Pelo menos uma das pessoas com quem conversei acredita que há uma coincidência — o hacker existe, mas não é ele a fonte do Intercept. As informações recebidas pelo site teriam sido colhidas de dentro do prédio do Ministério Público de Curitiba, através da rede interna, violando a versão de computador do Telegram utilizado pelos procuradores.

Segundo Bela Megale, do Globo, a recusa das supostas vítimas em forneceer os equipamentos tem sido a maior dificuldade da PF para a elucidação do caso.

Para contornar a dificuldade criada pelo próprio Moro e pelos procuradores, a PF tem ido ao encontro destes para capturar os dados por meio de "espelhamento" dos aparelhos, mas os peritos adiantam que esse procedimento não tem a mesma eficiência da análise completa dos aparelhos.

Não há informações sobre as justificativas de Moro e dos procuradores para a recusa em entregar os aparelhos para perícia, mas, ao que tudo indica, não estão muito interessados na elucidação do caso.

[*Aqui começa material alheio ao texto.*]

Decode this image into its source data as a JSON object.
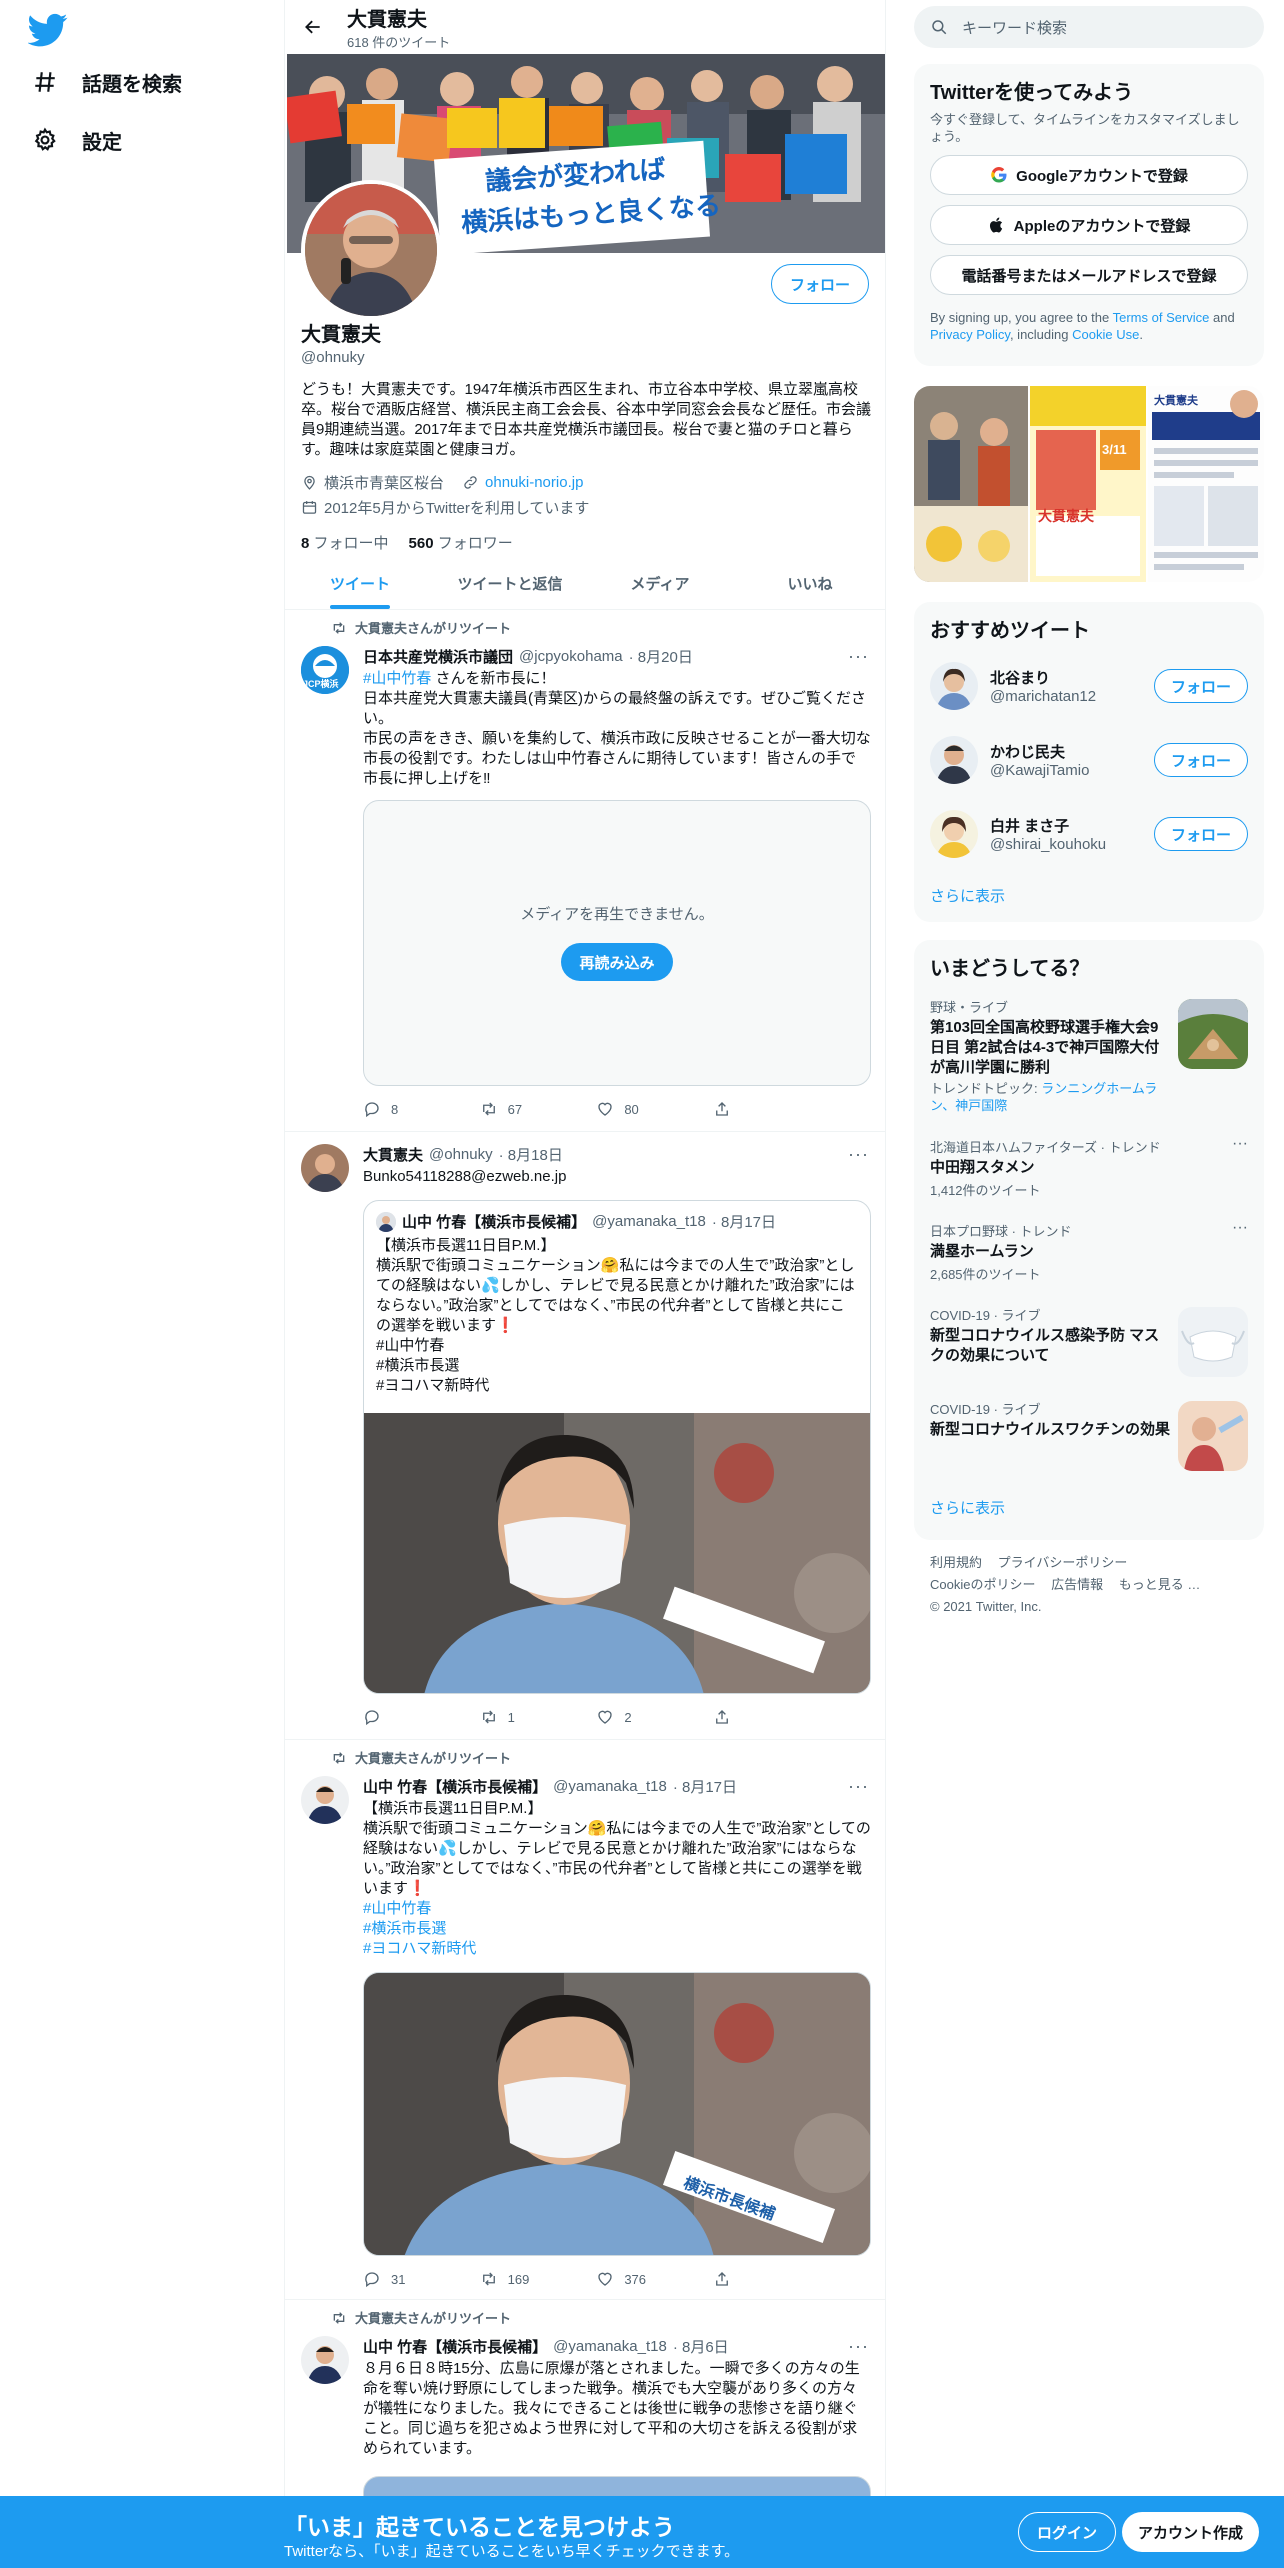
{
  "nav": {
    "explore": "話題を検索",
    "settings": "設定"
  },
  "profile": {
    "header_name": "大貫憲夫",
    "tweet_count": "618 件のツイート",
    "name": "大貫憲夫",
    "handle": "@ohnuky",
    "follow": "フォロー",
    "bio": "どうも！大貫憲夫です。1947年横浜市西区生まれ、市立谷本中学校、県立翠嵐高校卒。桜台で酒販店経営、横浜民主商工会会長、谷本中学同窓会会長など歴任。市会議員9期連続当選。2017年まで日本共産党横浜市議団長。桜台で妻と猫のチロと暮らす。趣味は家庭菜園と健康ヨガ。",
    "location": "横浜市青葉区桜台",
    "website": "ohnuki-norio.jp",
    "joined": "2012年5月からTwitterを利用しています",
    "following_count": "8",
    "following_label": "フォロー中",
    "followers_count": "560",
    "followers_label": "フォロワー",
    "banner_text_1": "議会が変われば",
    "banner_text_2": "横浜はもっと良くなる"
  },
  "tabs": [
    "ツイート",
    "ツイートと返信",
    "メディア",
    "いいね"
  ],
  "tweets": [
    {
      "retweet_label": "大貫憲夫さんがリツイート",
      "name": "日本共産党横浜市議団",
      "handle": "@jcpyokohama",
      "date": "· 8月20日",
      "hashtag": "#山中竹春",
      "line1": " さんを新市長に！",
      "line2": "日本共産党大貫憲夫議員(青葉区)からの最終盤の訴えです。ぜひご覧ください。",
      "line3": "市民の声をきき、願いを集約して、横浜市政に反映させることが一番大切な市長の役割です。わたしは山中竹春さんに期待しています！皆さんの手で市長に押し上げを‼",
      "media_error": "メディアを再生できません。",
      "reload": "再読み込み",
      "avatar_text": "JCP横浜",
      "replies": "8",
      "retweets": "67",
      "likes": "80"
    },
    {
      "name": "大貫憲夫",
      "handle": "@ohnuky",
      "date": "· 8月18日",
      "text": "Bunko54118288@ezweb.ne.jp",
      "quote": {
        "name": "山中 竹春【横浜市長候補】",
        "handle": "@yamanaka_t18",
        "date": "· 8月17日",
        "lines": [
          "【横浜市長選11日目P.M.】",
          "横浜駅で街頭コミュニケーション🤗私には今までの人生で”政治家”としての経験はない💦しかし、テレビで見る民意とかけ離れた”政治家”にはならない。”政治家”としてではなく、”市民の代弁者”として皆様と共にこの選挙を戦います❗",
          "#山中竹春",
          "#横浜市長選",
          "#ヨコハマ新時代"
        ]
      },
      "replies": "",
      "retweets": "1",
      "likes": "2"
    },
    {
      "retweet_label": "大貫憲夫さんがリツイート",
      "name": "山中 竹春【横浜市長候補】",
      "handle": "@yamanaka_t18",
      "date": "· 8月17日",
      "lines": [
        "【横浜市長選11日目P.M.】",
        "横浜駅で街頭コミュニケーション🤗私には今までの人生で”政治家”としての経験はない💦しかし、テレビで見る民意とかけ離れた”政治家”にはならない。”政治家”としてではなく、”市民の代弁者”として皆様と共にこの選挙を戦います❗"
      ],
      "tags": [
        "#山中竹春",
        "#横浜市長選",
        "#ヨコハマ新時代"
      ],
      "sash": "横浜市長候補",
      "replies": "31",
      "retweets": "169",
      "likes": "376"
    },
    {
      "retweet_label": "大貫憲夫さんがリツイート",
      "name": "山中 竹春【横浜市長候補】",
      "handle": "@yamanaka_t18",
      "date": "· 8月6日",
      "text": "８月６日８時15分、広島に原爆が落とされました。一瞬で多くの方々の生命を奪い焼け野原にしてしまった戦争。横浜でも大空襲があり多くの方々が犠牲になりました。我々にできることは後世に戦争の悲惨さを語り継ぐこと。同じ過ちを犯さぬよう世界に対して平和の大切さを訴える役割が求められています。"
    }
  ],
  "search": {
    "placeholder": "キーワード検索"
  },
  "signup_card": {
    "title": "Twitterを使ってみよう",
    "desc": "今すぐ登録して、タイムラインをカスタマイズしましょう。",
    "google": "Googleアカウントで登録",
    "apple": "Appleのアカウントで登録",
    "phone": "電話番号またはメールアドレスで登録",
    "legal_1": "By signing up, you agree to the ",
    "terms": "Terms of Service",
    "legal_2": " and ",
    "privacy": "Privacy Policy",
    "legal_3": ", including ",
    "cookie": "Cookie Use",
    "legal_4": "."
  },
  "photos": {
    "p2_a": "大貫憲夫",
    "p2_b": "3/11",
    "p3_a": "大貫憲夫"
  },
  "recommend": {
    "title": "おすすめツイート",
    "users": [
      {
        "name": "北谷まり",
        "handle": "@marichatan12"
      },
      {
        "name": "かわじ民夫",
        "handle": "@KawajiTamio"
      },
      {
        "name": "白井 まさ子",
        "handle": "@shirai_kouhoku"
      }
    ],
    "follow": "フォロー",
    "more": "さらに表示"
  },
  "trends": {
    "title": "いまどうしてる？",
    "items": [
      {
        "ctx": "野球・ライブ",
        "title": "第103回全国高校野球選手権大会9日目 第2試合は4-3で神戸国際大付が高川学園に勝利",
        "topic_label": "トレンドトピック: ",
        "topic": "ランニングホームラン、神戸国際"
      },
      {
        "ctx": "北海道日本ハムファイターズ · トレンド",
        "title": "中田翔スタメン",
        "count": "1,412件のツイート"
      },
      {
        "ctx": "日本プロ野球 · トレンド",
        "title": "満塁ホームラン",
        "count": "2,685件のツイート"
      },
      {
        "ctx": "COVID-19 · ライブ",
        "title": "新型コロナウイルス感染予防 マスクの効果について"
      },
      {
        "ctx": "COVID-19 · ライブ",
        "title": "新型コロナウイルスワクチンの効果"
      }
    ],
    "more": "さらに表示"
  },
  "footer": {
    "links": [
      "利用規約",
      "プライバシーポリシー",
      "Cookieのポリシー",
      "広告情報",
      "もっと見る …"
    ],
    "copyright": "© 2021 Twitter, Inc."
  },
  "bottom": {
    "title": "「いま」起きていることを見つけよう",
    "sub": "Twitterなら、「いま」起きていることをいち早くチェックできます。",
    "login": "ログイン",
    "signup": "アカウント作成"
  }
}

A indisposição em colaborar com a Polícia Federal talvez tenha relação com o que foi divulgado pelo colunista Pedro Doria, também de O Globo, segundo o qual, pelo menos uma das pessoas com quem conversou descarta o hacker como fonte do Intercept. A fonte de Doria acredita que há uma coincidência. De fato, o hacker existiria, mas não seria ele a fonte do Intercept. De acordo com a fonte de Pedro Doria, as informações recebidas pelo site teriam sido colhidas de dentro do prédio do Ministério Público de Curitiba, através da rede interna, violando a versão de computador do Telegram utilizado pelos procuradores.

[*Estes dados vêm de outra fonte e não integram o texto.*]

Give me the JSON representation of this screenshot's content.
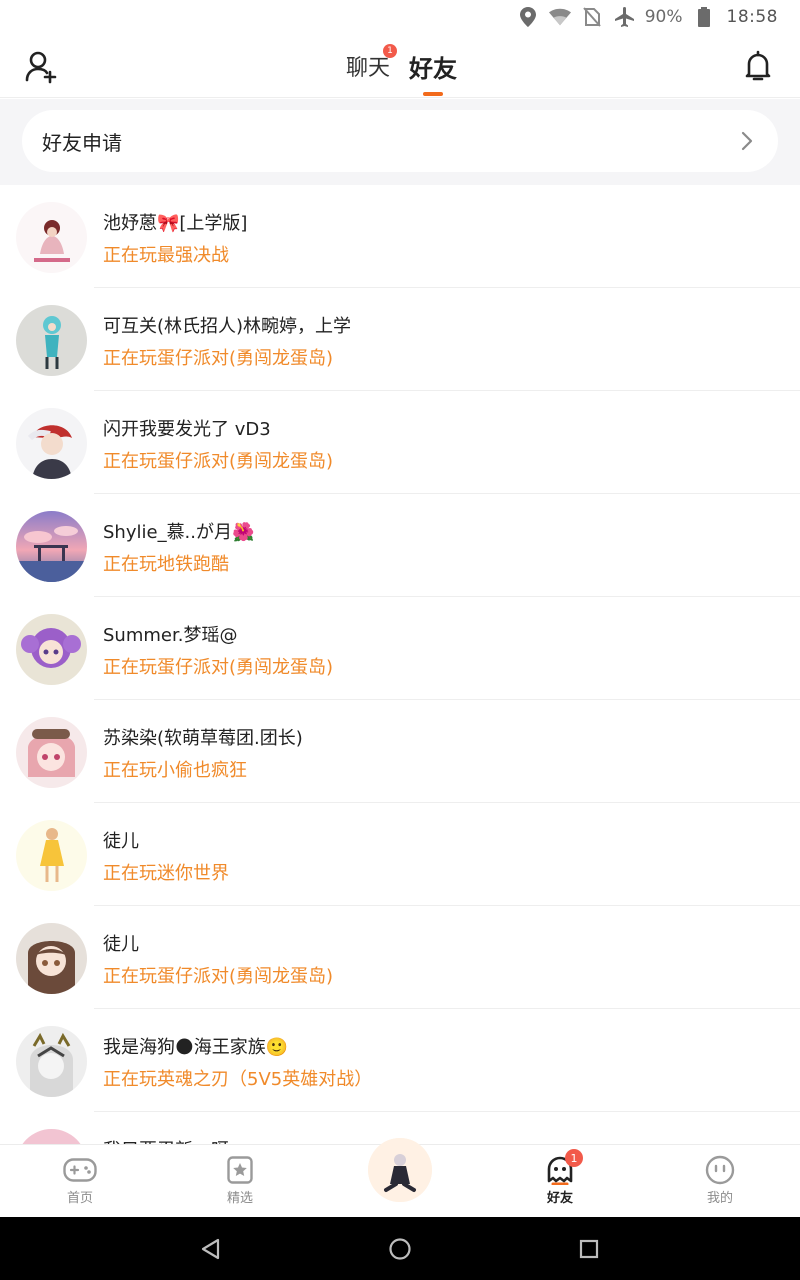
{
  "status_bar": {
    "battery": "90%",
    "time": "18:58",
    "icons": [
      "location-icon",
      "wifi-icon",
      "no-sim-icon",
      "airplane-icon",
      "battery-icon"
    ]
  },
  "top_nav": {
    "tabs": [
      {
        "label": "聊天",
        "badge": "1"
      },
      {
        "label": "好友",
        "active": true
      }
    ],
    "icons": [
      "add-friend-icon",
      "bell-icon"
    ]
  },
  "friend_request": {
    "label": "好友申请"
  },
  "friends": [
    {
      "name": "池妤蒽🎀[上学版]",
      "status": "正在玩最强决战"
    },
    {
      "name": "可互关(林氏招人)林畹婷，上学",
      "status": "正在玩蛋仔派对(勇闯龙蛋岛)"
    },
    {
      "name": "闪开我要发光了 vD3",
      "status": "正在玩蛋仔派对(勇闯龙蛋岛)"
    },
    {
      "name": "Shylie_慕..が月🌺",
      "status": "正在玩地铁跑酷"
    },
    {
      "name": "Summer.梦瑶@",
      "status": "正在玩蛋仔派对(勇闯龙蛋岛)"
    },
    {
      "name": "苏染染(软萌草莓团.团长)",
      "status": "正在玩小偷也疯狂"
    },
    {
      "name": "徒儿",
      "status": "正在玩迷你世界"
    },
    {
      "name": "徒儿",
      "status": "正在玩蛋仔派对(勇闯龙蛋岛)"
    },
    {
      "name": "我是海狗🌑海王家族🙂",
      "status": "正在玩英魂之刃（5V5英雄对战）"
    },
    {
      "name": "我只要忍新一呀",
      "status": ""
    }
  ],
  "bottom_tabs": [
    {
      "label": "首页",
      "icon": "gamepad-icon"
    },
    {
      "label": "精选",
      "icon": "star-card-icon"
    },
    {
      "label": "",
      "icon": "center-avatar"
    },
    {
      "label": "好友",
      "icon": "ghost-icon",
      "badge": "1",
      "active": true
    },
    {
      "label": "我的",
      "icon": "face-icon"
    }
  ],
  "colors": {
    "accent": "#f26a1b",
    "status_text": "#f08a2a",
    "badge": "#f25a4a"
  }
}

Já sobre os ataques hackers, Pedro Doria revela que desde abril, pelo menos doze pessoas, talvez mais que vinte, tiveram suas conversas eletrônicas invadidas por um hacker. Todas ligadas à Operação Lava-Jato: procuradores, juízes, jornalistas. As conversas reveladas até agora pelo Intercept Brasil entre o então juiz Sergio Moro e o procurador Deltan Dallagnol revelam um tipo de cooperação que não deveria existir entre juiz e acusação, afirma Pedro Doria, para concluir que "O fato de que a origem do vazamento é ilegal não muda o óbvio interesse público pelo material. Mas isto não quer dizer que a busca pelo hacker seja menos importante. Dentre as primeiras perguntas que qualquer jornalista se faz a respeito de suas fontes estão, sempre: a quem interessa e por quê?

Pedro Doria conta que teria conversado, nos últimos dias com algumas das pessoas que sofreram tentativa de hackeamento e, outras, envolvidas na investigação e que o que estaria chamando a atenção dos investigadores seria a alta capacidade técnica envolvida.

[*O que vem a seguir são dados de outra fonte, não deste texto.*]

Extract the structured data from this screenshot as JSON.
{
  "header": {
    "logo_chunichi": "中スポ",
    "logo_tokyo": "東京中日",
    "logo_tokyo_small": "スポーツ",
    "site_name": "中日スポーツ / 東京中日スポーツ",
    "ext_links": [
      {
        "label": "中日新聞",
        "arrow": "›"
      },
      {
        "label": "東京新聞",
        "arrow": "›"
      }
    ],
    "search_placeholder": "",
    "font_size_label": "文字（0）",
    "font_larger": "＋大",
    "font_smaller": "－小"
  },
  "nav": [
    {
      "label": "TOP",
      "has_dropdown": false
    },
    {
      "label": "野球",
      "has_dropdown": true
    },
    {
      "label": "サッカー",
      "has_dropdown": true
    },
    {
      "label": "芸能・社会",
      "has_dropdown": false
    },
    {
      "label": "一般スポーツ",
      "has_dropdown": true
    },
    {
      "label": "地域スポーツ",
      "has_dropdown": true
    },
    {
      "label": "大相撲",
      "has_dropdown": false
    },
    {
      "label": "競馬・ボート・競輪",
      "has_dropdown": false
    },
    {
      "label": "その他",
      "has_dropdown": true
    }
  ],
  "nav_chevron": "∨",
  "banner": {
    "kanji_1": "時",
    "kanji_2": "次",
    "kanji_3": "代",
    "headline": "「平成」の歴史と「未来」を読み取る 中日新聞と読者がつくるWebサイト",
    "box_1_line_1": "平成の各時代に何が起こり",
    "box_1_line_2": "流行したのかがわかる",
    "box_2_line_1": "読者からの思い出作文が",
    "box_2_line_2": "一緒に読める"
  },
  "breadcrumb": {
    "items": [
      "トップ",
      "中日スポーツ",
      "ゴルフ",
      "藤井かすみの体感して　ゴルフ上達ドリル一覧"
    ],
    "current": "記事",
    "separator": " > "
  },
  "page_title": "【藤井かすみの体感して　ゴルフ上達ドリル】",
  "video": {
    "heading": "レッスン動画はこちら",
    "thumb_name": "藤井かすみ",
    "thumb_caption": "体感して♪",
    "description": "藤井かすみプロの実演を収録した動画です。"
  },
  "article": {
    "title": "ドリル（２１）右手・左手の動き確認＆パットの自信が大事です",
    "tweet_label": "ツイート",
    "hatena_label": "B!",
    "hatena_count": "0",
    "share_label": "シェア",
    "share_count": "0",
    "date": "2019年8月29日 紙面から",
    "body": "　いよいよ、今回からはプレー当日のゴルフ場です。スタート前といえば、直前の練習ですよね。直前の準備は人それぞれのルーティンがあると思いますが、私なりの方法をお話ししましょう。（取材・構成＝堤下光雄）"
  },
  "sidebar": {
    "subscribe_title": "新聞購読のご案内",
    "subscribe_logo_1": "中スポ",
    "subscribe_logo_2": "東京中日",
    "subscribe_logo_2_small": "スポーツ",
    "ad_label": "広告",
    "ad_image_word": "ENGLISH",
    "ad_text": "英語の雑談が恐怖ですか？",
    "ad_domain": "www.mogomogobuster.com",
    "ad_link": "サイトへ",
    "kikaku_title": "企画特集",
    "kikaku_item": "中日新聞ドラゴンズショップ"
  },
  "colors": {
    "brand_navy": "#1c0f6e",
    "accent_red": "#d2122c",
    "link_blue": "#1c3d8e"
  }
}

O hacker que anda invadindo dispositivos de lavajateiros seriam profissionais, dotados de habilidades técnicas raras, de acordo com pelo menos duas das pessoas envolvidas na investigação.

Para eles, o que chama atenção é que o hacker conhece bem os protocolos de telefonia. O TCP/IP, os códigos que fazem a internet funcionar, são acessíveis a todos. Mas quem clonou estes celulares demonstrou também conhecimento de SS7, os padrões que ditam o funcionamento das redes de telefonia. Assim, manipulando roaming internacional, escolheu trafegar por operadoras pequenas no Brasil, ao invés das quatro grandes. Não à toa: nas pequenas, os níveis de segurança são mais frágeis, revela Pedro Doria.

Todas as pessoas atacadas revelam um mesmo procedimento. Recebem uma ligação do próprio número, em geral à noite ou de madrugada. Então receberam um SMS pedindo para que se autorizasse uma nova instalação do app de mensagens Telegram. Alguns caíram, outros, não.

Segundo Pedro Doria, a Polícia Federal acredita que o hacker não está no Brasil por conta do que identificou como seu fuso horário, na região entre Europa e Ásia. De fato, esta é uma informação que aparece nos arquivos de log, embora possa ser falsificada.